2022 Maurice Brown Reading with Christine Hume

The Department of English and Creative Writing hosted the annual Maurice Brown Reading on Sept. 21st in the Oakland Center Ballroom C at 6 p.m., featuring special guest Christine Hume reading two excerpts from her writing.

Hume is an accomplished American poet and essayist who has won several accolades with her writing, including a Green Rose Award. She writes poems and essays that explore various topics, such as gender, disability, girlhood, sex offenders and experiences of being a woman of color. 

Hume is a professor at Eastern Michigan University and has also taught in Petersburg, Russia and Mexico. 

Professor Jeff Chapman introduced Hume, citing how she describes herself as “constitutionally restless.” Hume’s accolades are well earned because of her writing.

“These pieces challenge traditional forms of genre,” Chapman said.

Hume writes specifically about the “experiences of women of color in America in times of violence.” 

Professor Chapman discussed one of Hume’s pieces that talks about being a woman in a world of violence.

“Each line is an eerie echo,” Chapman said of the piece.

Hume also writes feminist retellings of myth and social engagement in the 21st Century. 

Her first reading, “Hum,” talks about no beginning or end sound. The poem goes into detail about the sound, and how other people notice it.

“Was I becoming a witch or a weird sister? If feared becoming possessed by spirits,” were among the standout lines from “Hum.”

“An aimless hum accompanied me,” were some additional lines to remember.

Hume’s description of sound is very prevalent. There are talks of violence, electroshock usage in science and other violent themes connected with the allegory of Medusa’s severed head.

“Picture the head of Medusa, shrieking whole. Shrieking whole, shrieking whole. Mouth gaping,” Hume wrote.

The next piece, “No Woman I Know,” explored themes of different women going invisible. The imagery is haunting, and very direct.

“No woman I know disappears into books disappearing women written by men,” and, “No woman I know waited as a child to go extinct,” are some distinct lines from this poem. 

“No Woman I Know” encapsulates fears of being a woman, and how sounds and thoughts portray the feeling of fear and disappearing. Invisibility and vanishing are big themes here — there’s a buildup into women disappearing, mentioning footprints and vanishing points with each line starting with, “no woman I know.” 

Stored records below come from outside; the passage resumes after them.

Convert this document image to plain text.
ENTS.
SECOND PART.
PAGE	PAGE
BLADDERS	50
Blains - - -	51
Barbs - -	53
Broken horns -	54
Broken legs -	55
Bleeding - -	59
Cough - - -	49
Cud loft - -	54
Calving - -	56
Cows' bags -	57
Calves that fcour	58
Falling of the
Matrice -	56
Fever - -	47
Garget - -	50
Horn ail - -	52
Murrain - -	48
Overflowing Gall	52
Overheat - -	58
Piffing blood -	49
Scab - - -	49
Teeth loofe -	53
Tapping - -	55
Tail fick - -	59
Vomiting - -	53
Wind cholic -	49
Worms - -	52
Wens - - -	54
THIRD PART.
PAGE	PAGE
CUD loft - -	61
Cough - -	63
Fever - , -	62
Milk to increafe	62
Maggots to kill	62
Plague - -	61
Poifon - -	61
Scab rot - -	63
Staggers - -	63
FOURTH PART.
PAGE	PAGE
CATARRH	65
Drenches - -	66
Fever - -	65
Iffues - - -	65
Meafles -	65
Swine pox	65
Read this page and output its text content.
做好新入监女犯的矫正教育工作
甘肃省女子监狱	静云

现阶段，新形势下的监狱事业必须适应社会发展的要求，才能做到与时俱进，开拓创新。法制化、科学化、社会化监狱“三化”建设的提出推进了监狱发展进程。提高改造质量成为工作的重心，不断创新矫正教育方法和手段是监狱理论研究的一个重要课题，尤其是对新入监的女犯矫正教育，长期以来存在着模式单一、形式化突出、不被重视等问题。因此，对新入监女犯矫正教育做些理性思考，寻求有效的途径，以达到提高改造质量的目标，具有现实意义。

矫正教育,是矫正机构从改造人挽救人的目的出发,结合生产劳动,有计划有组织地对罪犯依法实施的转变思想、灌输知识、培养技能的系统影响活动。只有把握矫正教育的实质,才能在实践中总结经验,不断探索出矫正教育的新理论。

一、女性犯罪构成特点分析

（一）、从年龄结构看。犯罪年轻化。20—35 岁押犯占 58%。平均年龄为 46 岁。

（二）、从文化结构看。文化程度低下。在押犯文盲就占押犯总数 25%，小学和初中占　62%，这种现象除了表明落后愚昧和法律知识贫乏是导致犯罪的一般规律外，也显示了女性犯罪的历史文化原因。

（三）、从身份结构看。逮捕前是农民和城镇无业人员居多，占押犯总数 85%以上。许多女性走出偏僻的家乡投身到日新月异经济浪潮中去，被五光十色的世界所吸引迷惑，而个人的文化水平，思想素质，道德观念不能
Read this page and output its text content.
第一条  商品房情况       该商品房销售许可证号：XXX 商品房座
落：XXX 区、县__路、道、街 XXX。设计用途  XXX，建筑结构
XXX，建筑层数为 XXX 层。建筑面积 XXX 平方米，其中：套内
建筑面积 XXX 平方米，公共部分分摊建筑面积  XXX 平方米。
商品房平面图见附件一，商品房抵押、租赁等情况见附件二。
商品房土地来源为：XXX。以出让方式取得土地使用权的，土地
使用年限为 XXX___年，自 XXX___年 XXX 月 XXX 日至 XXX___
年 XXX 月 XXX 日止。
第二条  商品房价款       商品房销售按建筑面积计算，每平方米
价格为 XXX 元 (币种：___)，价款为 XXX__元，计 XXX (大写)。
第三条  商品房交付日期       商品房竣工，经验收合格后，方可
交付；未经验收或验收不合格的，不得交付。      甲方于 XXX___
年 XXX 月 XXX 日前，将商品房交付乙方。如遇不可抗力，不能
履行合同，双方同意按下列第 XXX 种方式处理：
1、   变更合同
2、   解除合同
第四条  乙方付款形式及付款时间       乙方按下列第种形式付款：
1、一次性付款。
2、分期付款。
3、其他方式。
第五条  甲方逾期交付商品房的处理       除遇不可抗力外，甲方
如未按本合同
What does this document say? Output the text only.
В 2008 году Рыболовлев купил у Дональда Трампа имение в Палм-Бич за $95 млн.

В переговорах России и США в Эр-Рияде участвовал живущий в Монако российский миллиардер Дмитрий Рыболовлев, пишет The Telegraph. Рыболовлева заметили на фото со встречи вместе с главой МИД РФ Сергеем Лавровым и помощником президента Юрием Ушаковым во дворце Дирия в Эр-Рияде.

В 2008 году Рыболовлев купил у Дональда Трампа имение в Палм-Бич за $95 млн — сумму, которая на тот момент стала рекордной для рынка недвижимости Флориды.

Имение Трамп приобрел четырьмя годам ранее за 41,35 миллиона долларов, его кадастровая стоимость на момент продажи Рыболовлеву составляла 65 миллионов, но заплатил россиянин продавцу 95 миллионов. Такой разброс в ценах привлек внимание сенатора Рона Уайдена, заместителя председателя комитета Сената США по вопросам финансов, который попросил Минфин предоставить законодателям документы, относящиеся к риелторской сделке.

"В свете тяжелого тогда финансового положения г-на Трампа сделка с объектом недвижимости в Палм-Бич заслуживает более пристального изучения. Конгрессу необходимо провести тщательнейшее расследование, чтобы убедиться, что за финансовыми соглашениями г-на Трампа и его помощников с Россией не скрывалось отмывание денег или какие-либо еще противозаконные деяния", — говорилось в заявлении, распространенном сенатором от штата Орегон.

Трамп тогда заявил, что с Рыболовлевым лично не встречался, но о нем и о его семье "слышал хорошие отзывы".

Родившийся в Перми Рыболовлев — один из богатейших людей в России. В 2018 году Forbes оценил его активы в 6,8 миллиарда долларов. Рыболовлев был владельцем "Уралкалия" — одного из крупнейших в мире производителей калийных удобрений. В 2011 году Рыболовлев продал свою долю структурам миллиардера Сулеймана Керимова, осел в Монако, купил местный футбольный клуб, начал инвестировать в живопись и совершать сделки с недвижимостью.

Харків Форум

Once the readings concluded, Hume answered some questions from the audience and talked about her writing process. One student asked if poetry came to her naturally. 

“We make our own inspiration,” Hume said. “It seems like the best way of being a writer is being open all the time [to] whatever material catches your interest. To be a writer is to be obsessed with certain objects, certain technical things — even with language. Also to fool yourself into thinking you’re writing something new, or finding new ways to enter those obsessions. Ideally, it’s both.”

The next question related to the argument of the poem.

“There’s always tension in a poem,” Hume said. “I’m not gonna settle any disputes here. I’m not interested in conventional arguments. I consider these essays. I’m trying to work between just facts and specific experience.

“This is an excerpt from a much longer project,” she continued. “The way it started was after Trump was elected, I interviewed friends with mine with daughters, specifically. We thought out loud, specifically, [about] how we would handle this moment, how we would teach our daughters to handle patriarchy in an oppressive system. The images are not documentary in a sense that each image relates to the text — the individual and the collective. There’s a lot of threshold moments here.”

Hume also commented on her creative process.

“Finding the things that bring you joy and pleasure — it’s a part of a life of writing,” she said. “I always have something I’m working on — I’m a slow writer, always having something that’s open to return to. Revising it is a good way of reconnecting to the energy that created it, feeding on those sources.”